Somalia has become the 14th signatory to the Jeddah Amendment to the Djibouti Code of Conduct – the instrument developed and adopted by countries in the Western Indian Ocean and Gulf of Aden that has been a key factor in repressing piracy and armed robbery against ships operating in that region.
The Amendment significantly broadened the scope of the Djibouti Code when it was adopted at a high-level meeting in Jeddah, Saudi Arabia in January 2017. It covers measures for suppressing a range of illicit activities, including piracy, arms trafficking, trafficking in narcotics, illegal trade in wildlife, illegal oil bunkering, crude oil theft, human trafficking, human smuggling and illegal dumping of toxic waste.
H.E. Mariam Aweis, Minister of Marine Transport and Ports, Federal Government of Somalia, deposited the instrument with IMO Secretary-General Kitack Lim at IMO Headquarters in London on December 1.
In a resolution adopted last month, the 15-member U.N. Security Council urged Somali authorities to continue passing comprehensive anti-piracy laws, to establish security forces with clear roles and jurisdictions to enforce the laws and to strengthen the capacity of Somali courts to investigate and prosecute pirates. The Security Council also called on U.N. member states to adopt legislation to facilitate prosecution of suspected pirates off the coast of Somalia. Somalia Illicit Maritime Activity.

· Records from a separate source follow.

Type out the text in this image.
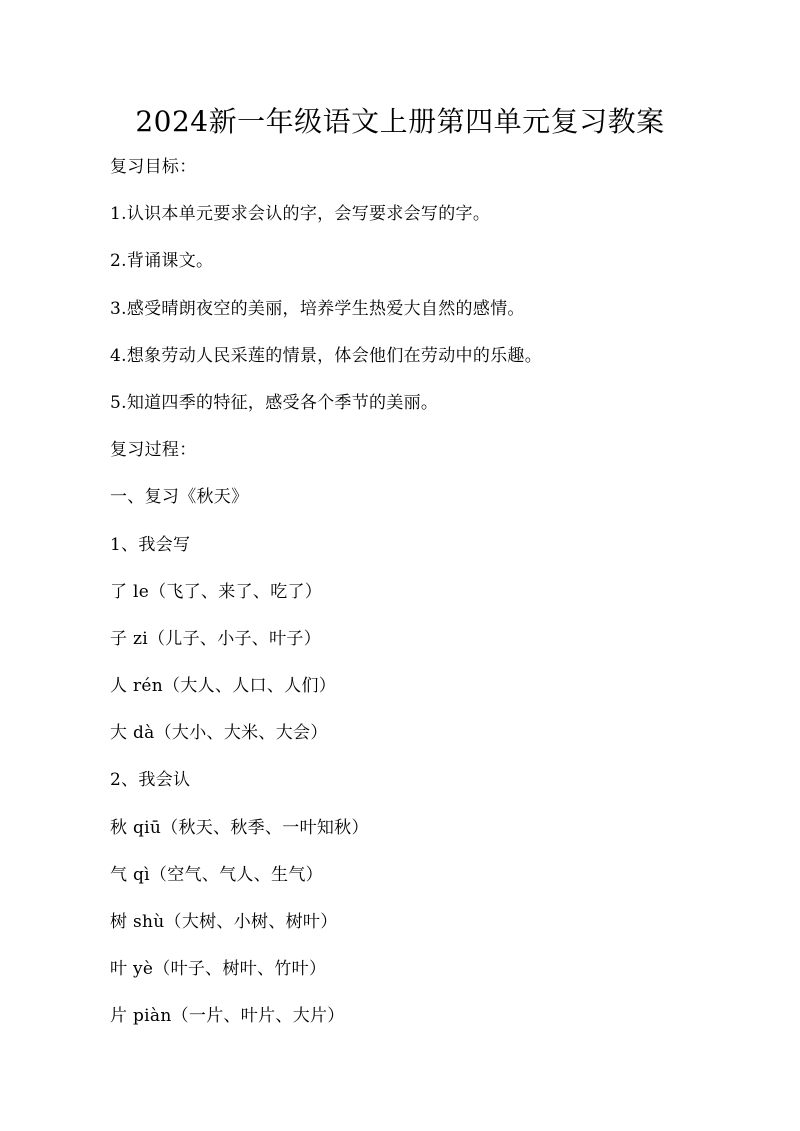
2024新一年级语文上册第四单元复习教案
复习目标：
1.认识本单元要求会认的字，会写要求会写的字。
2.背诵课文。
3.感受晴朗夜空的美丽，培养学生热爱大自然的感情。
4.想象劳动人民采莲的情景，体会他们在劳动中的乐趣。
5.知道四季的特征，感受各个季节的美丽。
复习过程：
一、复习《秋天》
1、我会写
了 le（飞了、来了、吃了）
子 zi（儿子、小子、叶子）
人 rén（大人、人口、人们）
大 dà（大小、大米、大会）
2、我会认
秋 qiū（秋天、秋季、一叶知秋）
气 qì（空气、气人、生气）
树 shù（大树、小树、树叶）
叶 yè（叶子、树叶、竹叶）
片 piàn（一片、叶片、大片）
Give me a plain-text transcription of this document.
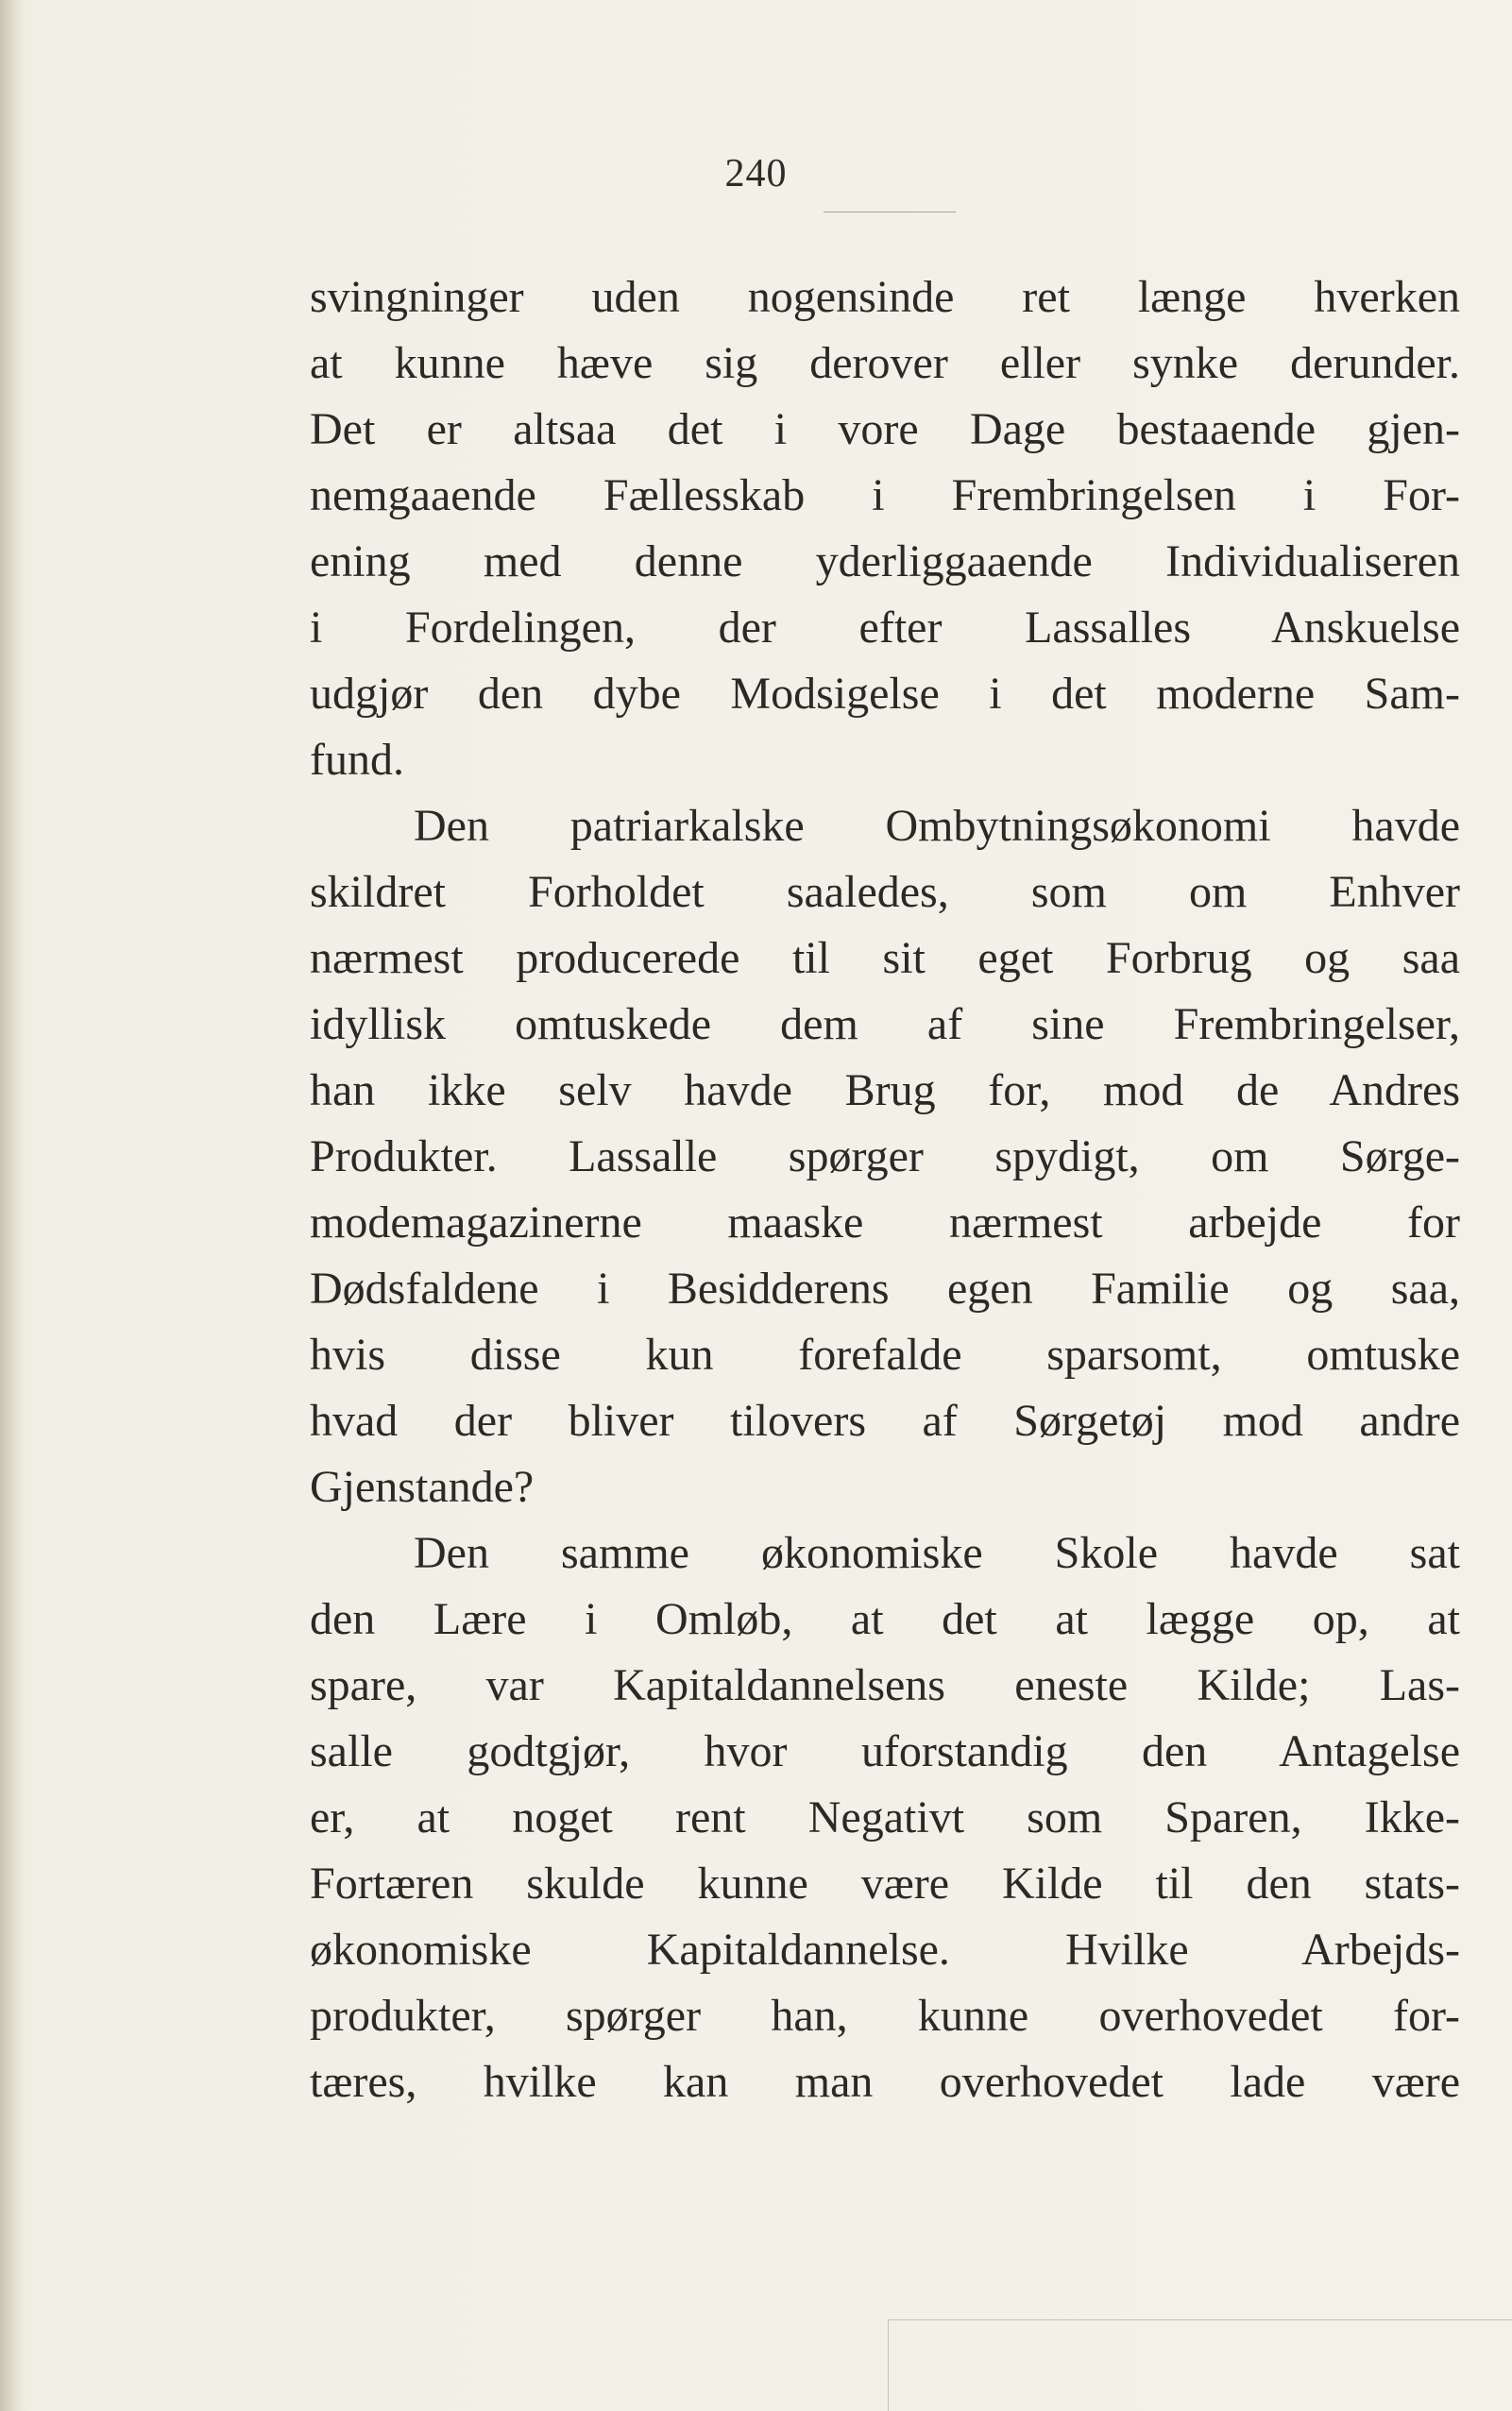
240
svingninger uden nogensinde ret længe hverken
at kunne hæve sig derover eller synke derunder.
Det er altsaa det i vore Dage bestaaende gjen-
nemgaaende Fællesskab i Frembringelsen i For-
ening med denne yderliggaaende Individualiseren
i Fordelingen, der efter Lassalles Anskuelse
udgjør den dybe Modsigelse i det moderne Sam-
fund.
Den patriarkalske Ombytningsøkonomi havde
skildret Forholdet saaledes, som om Enhver
nærmest producerede til sit eget Forbrug og saa
idyllisk omtuskede dem af sine Frembringelser,
han ikke selv havde Brug for, mod de Andres
Produkter. Lassalle spørger spydigt, om Sørge-
modemagazinerne maaske nærmest arbejde for
Dødsfaldene i Besidderens egen Familie og saa,
hvis disse kun forefalde sparsomt, omtuske
hvad der bliver tilovers af Sørgetøj mod andre
Gjenstande?
Den samme økonomiske Skole havde sat
den Lære i Omløb, at det at lægge op, at
spare, var Kapitaldannelsens eneste Kilde; Las-
salle godtgjør, hvor uforstandig den Antagelse
er, at noget rent Negativt som Sparen, Ikke-
Fortæren skulde kunne være Kilde til den stats-
økonomiske Kapitaldannelse. Hvilke Arbejds-
produkter, spørger han, kunne overhovedet for-
tæres, hvilke kan man overhovedet lade være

Many development and security experts agree that until the underlying issues wracking Somalia, such as poverty, instability, drought and famine are solved, piracy may continue. The nation’s current humanitarian crisis, which was triggered by the failure of consecutive rainy seasons, has led to massive displacement, disease outbreaks and malnutrition, with 6.2 million people – half of the country’s population – now in need of humanitarian assistance. Some four million of them are children.
UNICEF estimates that 232,000 children have or will suffer life threatening severe acute malnutrition over the next year. UNICEF, with funding from the governments of China, Japan and Sweden, has been helping to secure clean water supplies and is also helping with education initiatives for children. Puntland State education statistics show that approximately 19.5 percent primary school children in Puntland have dropped out of school due to drought, with the Bari District where the hijacked Aris 13 oil tanker was directed earlier this year, showing particularly high dropped out rates (30.1 percent for both boys and girls).